Saturday, February 6, 2021

Sunset Over Water

I love water. Painting it scares me and I am not very good at it yet. So I might as well practice.

In about 45 minutes tonight, I painted this in oils on an 8" by 10" canvas panel. Colors were a very limited palette. Charvin colors used were French Blue (the dark), Royal Blue (the light), Titanium White, Volcano Gray, French Red Deep and Medium French Yellow. I also used a tiny bit of Gamblin's Alizarin Crimson and lots of Payne's Gray.

Sunset Over Water, 8 by 10, in oils

As with virtually everything that I do, there are parts of it that I like and parts of it that I don't.  
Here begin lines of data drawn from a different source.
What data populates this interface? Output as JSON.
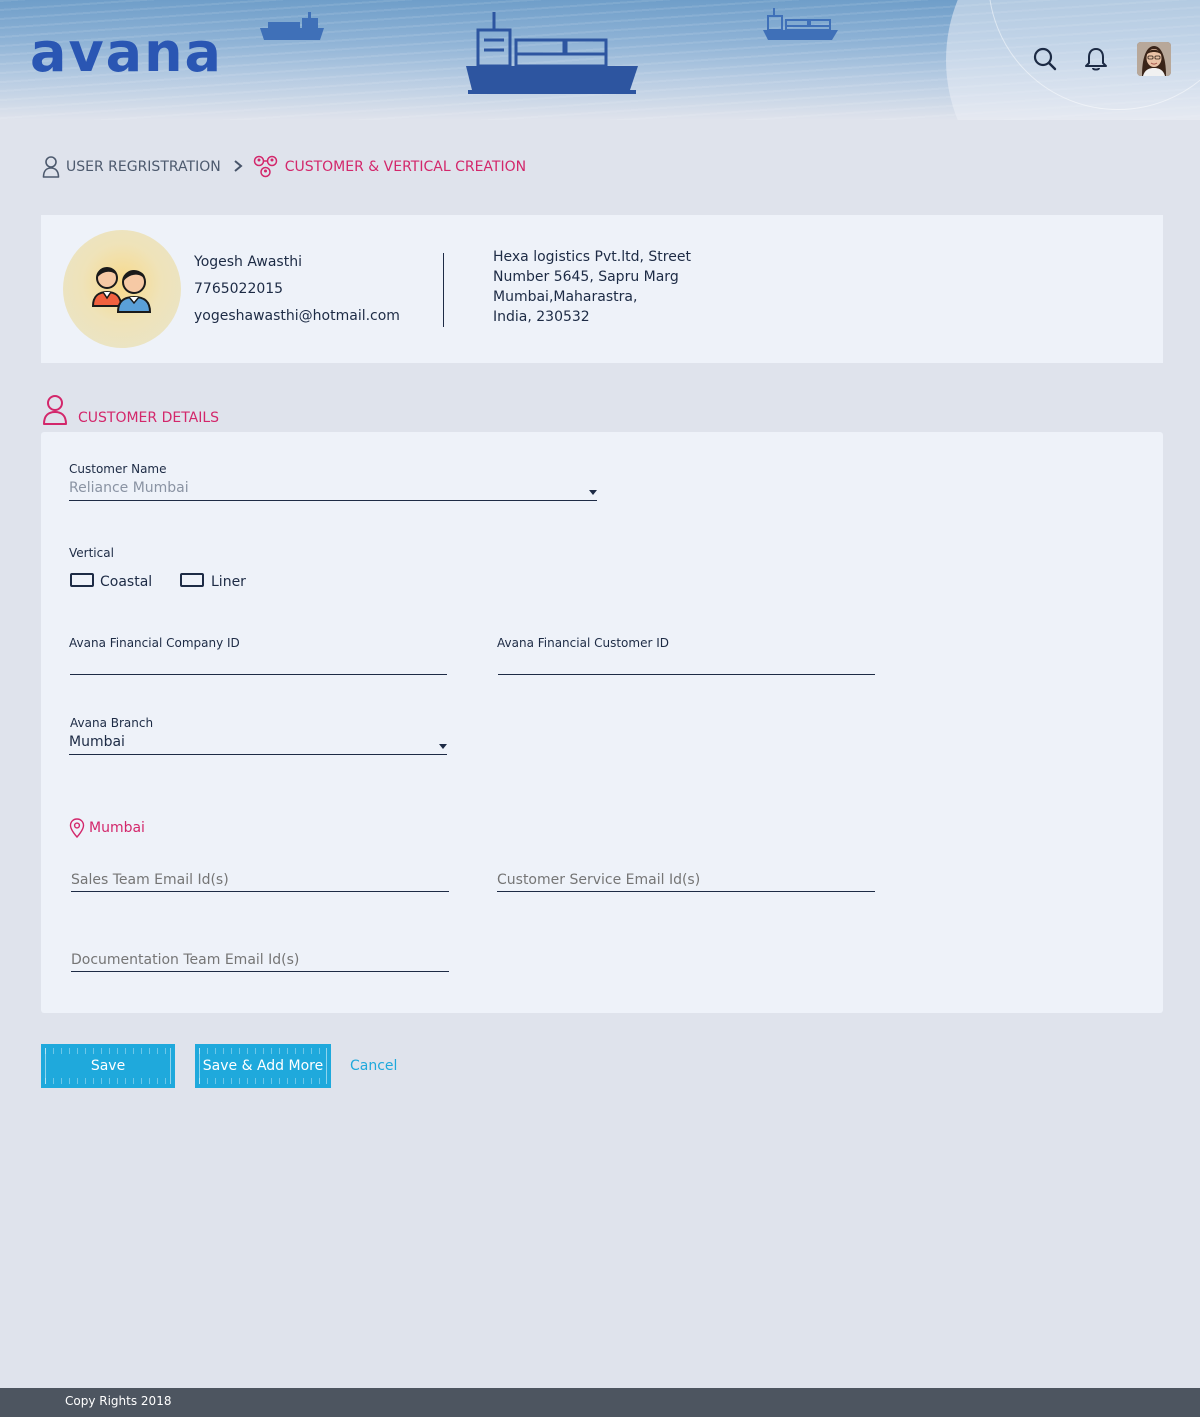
{
  "header": {
    "logo": "avana",
    "icons": [
      "search-icon",
      "bell-icon"
    ],
    "avatar": "user-avatar"
  },
  "breadcrumb": {
    "step1": "USER REGRISTRATION",
    "step2": "CUSTOMER & VERTICAL CREATION"
  },
  "profile": {
    "name": "Yogesh Awasthi",
    "phone": "7765022015",
    "email": "yogeshawasthi@hotmail.com",
    "address": [
      "Hexa logistics Pvt.ltd, Street",
      "Number 5645, Sapru Marg",
      "Mumbai,Maharastra,",
      "India, 230532"
    ]
  },
  "section": {
    "title": "CUSTOMER DETAILS"
  },
  "form": {
    "customer_name": {
      "label": "Customer Name",
      "value": "Reliance Mumbai"
    },
    "vertical": {
      "label": "Vertical",
      "options": [
        "Coastal",
        "Liner"
      ]
    },
    "company_id": {
      "label": "Avana Financial Company ID",
      "value": ""
    },
    "customer_id": {
      "label": "Avana Financial Customer ID",
      "value": ""
    },
    "branch": {
      "label": "Avana Branch",
      "value": "Mumbai"
    },
    "location": "Mumbai",
    "sales_email": {
      "placeholder": "Sales Team Email Id(s)"
    },
    "cs_email": {
      "placeholder": "Customer Service Email Id(s)"
    },
    "doc_email": {
      "placeholder": "Documentation Team Email Id(s)"
    }
  },
  "actions": {
    "save": "Save",
    "save_add": "Save & Add More",
    "cancel": "Cancel"
  },
  "footer": {
    "copyright": "Copy Rights 2018"
  },
  "colors": {
    "accent_pink": "#d3276b",
    "button_blue": "#1fa9dc",
    "logo_blue": "#2a56b3",
    "text_navy": "#1d2b45"
  }
}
There are a few things I know I will touch up when the paint has dried somewhat, specifically cleaning, brightening and concentrating the sun's vanishing point. Painting wet on wet with white and yellow onto blues and darker colors will give you green mud, and I needed to force myself to put down the brushes before I did too much of this. Look closely and you will see that I did just a little of this...and then had the good sense to stop.

When I come back to it I will also be able to add some brighter foreground wave highlights. From the viewer's perspective, the brighter highlights should be in a triangle with a vanishing point directly in front of the sun's location - everything off to the sides of that should fade away. As of now, the foreground wave highlights are off-centered to the right, and from a physics standpoint this makes no sense. If you drew a line from the sun's brightest point directly toward the viewer (the front), that's where the brightest bits should be. And I will also darken the left side of the land mass (it's OK that the right and top edge is lighted but the bulk of the lower and left side would fade into deep shadow). And the sky around the land mass is a little weird.
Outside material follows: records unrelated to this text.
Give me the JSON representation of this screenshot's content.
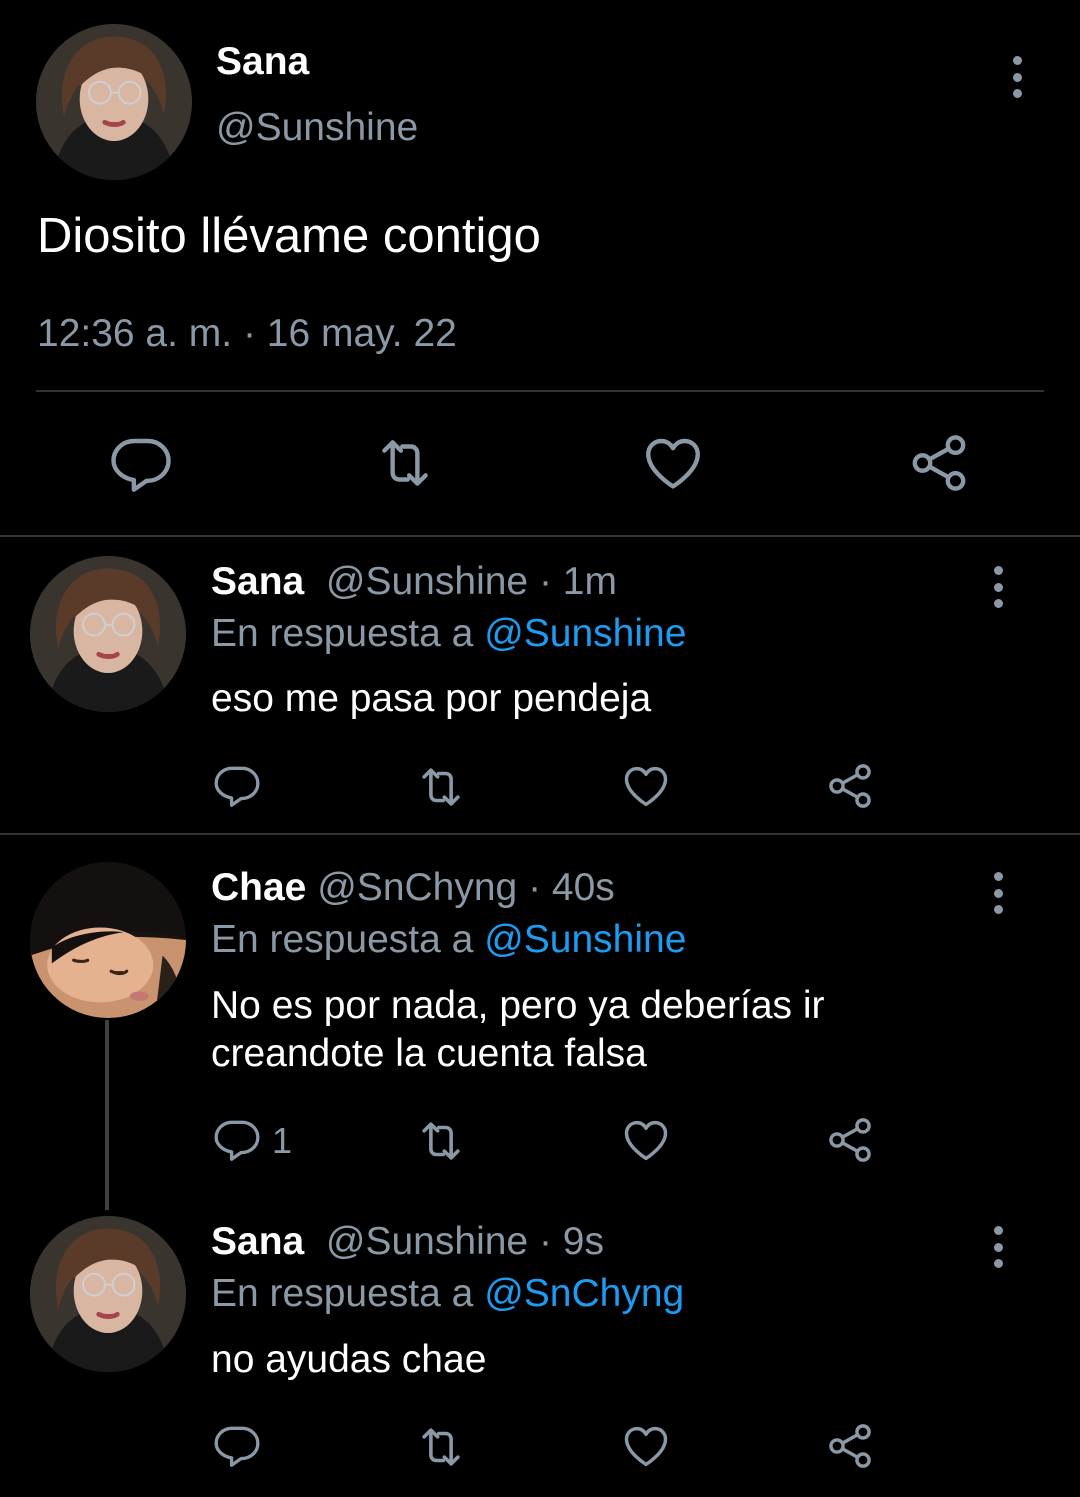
{
  "main_tweet": {
    "author_name": "Sana",
    "author_handle": "@Sunshine",
    "text": "Diosito llévame contigo",
    "timestamp": "12:36 a. m. · 16 may. 22"
  },
  "replies": [
    {
      "author_name": "Sana",
      "author_handle": "@Sunshine · 1m",
      "reply_prefix": "En respuesta a",
      "reply_to": "@Sunshine",
      "text_line1": "eso me pasa por pendeja",
      "text_line2": "",
      "reply_count": ""
    },
    {
      "author_name": "Chae",
      "author_handle": "@SnChyng · 40s",
      "reply_prefix": "En respuesta a",
      "reply_to": "@Sunshine",
      "text_line1": "No es por nada, pero ya deberías ir",
      "text_line2": "creandote la cuenta falsa",
      "reply_count": "1"
    },
    {
      "author_name": "Sana",
      "author_handle": "@Sunshine · 9s",
      "reply_prefix": "En respuesta a",
      "reply_to": "@SnChyng",
      "text_line1": "no ayudas chae",
      "text_line2": "",
      "reply_count": ""
    }
  ],
  "icons": {
    "reply": "speech-bubble-icon",
    "retweet": "retweet-arrows-icon",
    "like": "heart-icon",
    "share": "share-nodes-icon",
    "more": "vertical-ellipsis-icon"
  },
  "colors": {
    "background": "#000000",
    "text": "#ffffff",
    "muted": "#8b98a5",
    "link": "#1d9bf0",
    "divider": "#2f3336"
  }
}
Which I guess brings me to a final point. There is something to be said for creating a painting up to a certain stage, and then stepping back (literally and figuratively) and critiquing your own work. My typical painting experience, and this one followed that pattern exactly is: (1) paint the painting. (2) step back and tell myself "that's awful". (3) Come back and look at the painting again, even just 20 or 30 minutes later and say "that's kinda OK after all." (4) Then I take a picture for posting here and try to critique the work objectively. I think that other than the part where I am overly hard on myself, that's probably a good progression to work through. In other words, I guess I should only do steps #1 and #4 - paint and then objectively critique.
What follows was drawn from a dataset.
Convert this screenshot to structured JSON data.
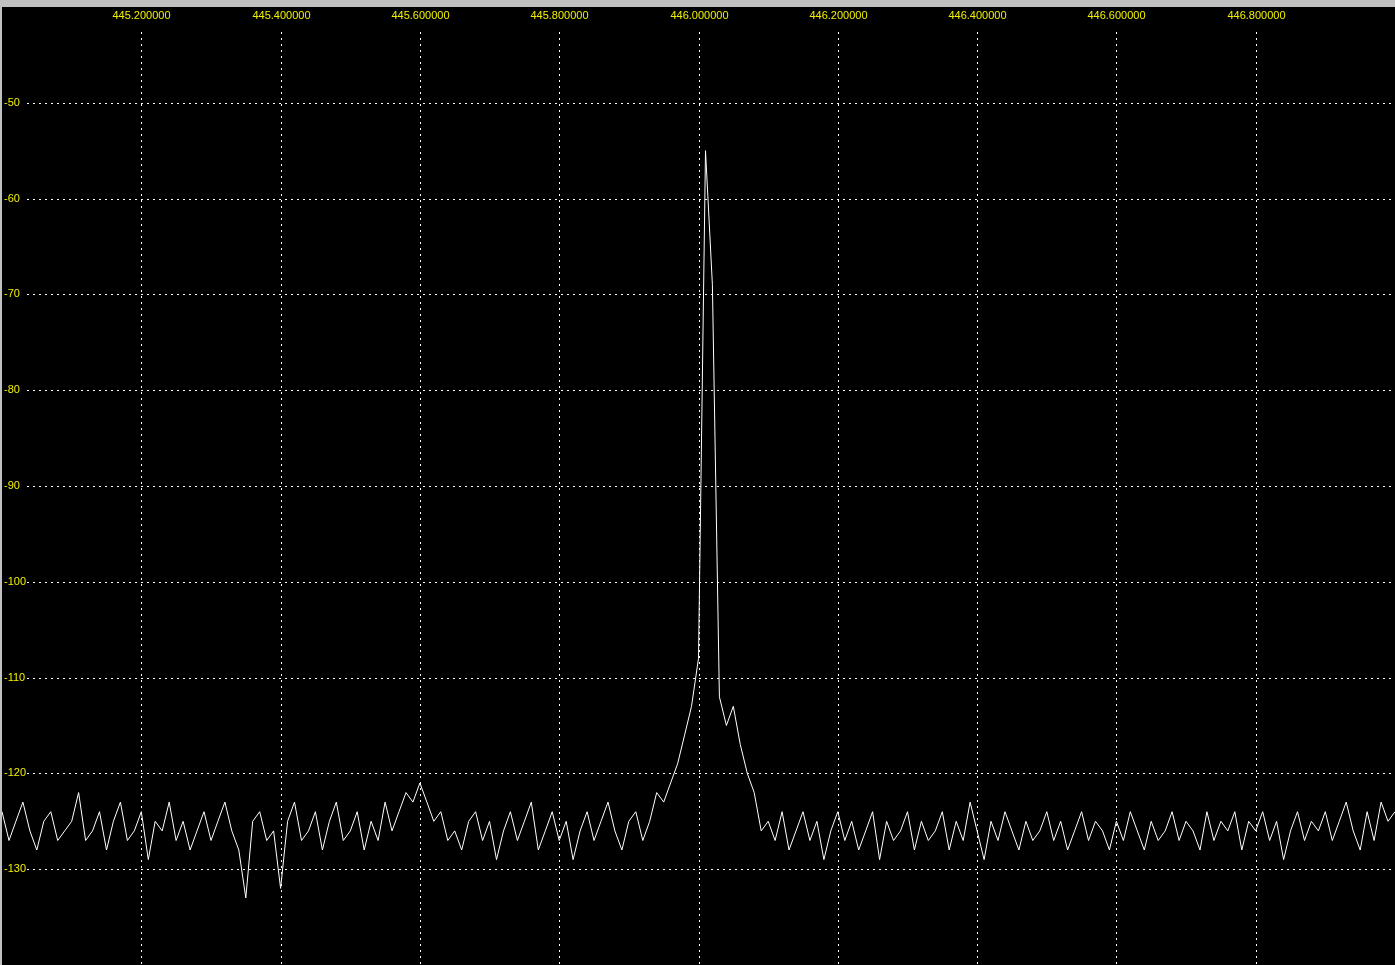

On a positive note, I do think I have a pretty good eye for critiquing my own work. Which gives hope for the future. I know what I am striving for; I just need to figure out how to get there.

At the moment I set down my brushes on this one, Grace walked into the dining room (where I paint), looked at it, and said "that's pretty Dad, I like it." I responded with something along the lines of "meh...it's pretty terrible." She rolled her eyes, shook her head, and as she left the room, said "you're way too hard on yourself - I think it's nice."

She's right and I'm wrong. I've been painting for a little less than a year. It's not a masterpiece. But it's nice.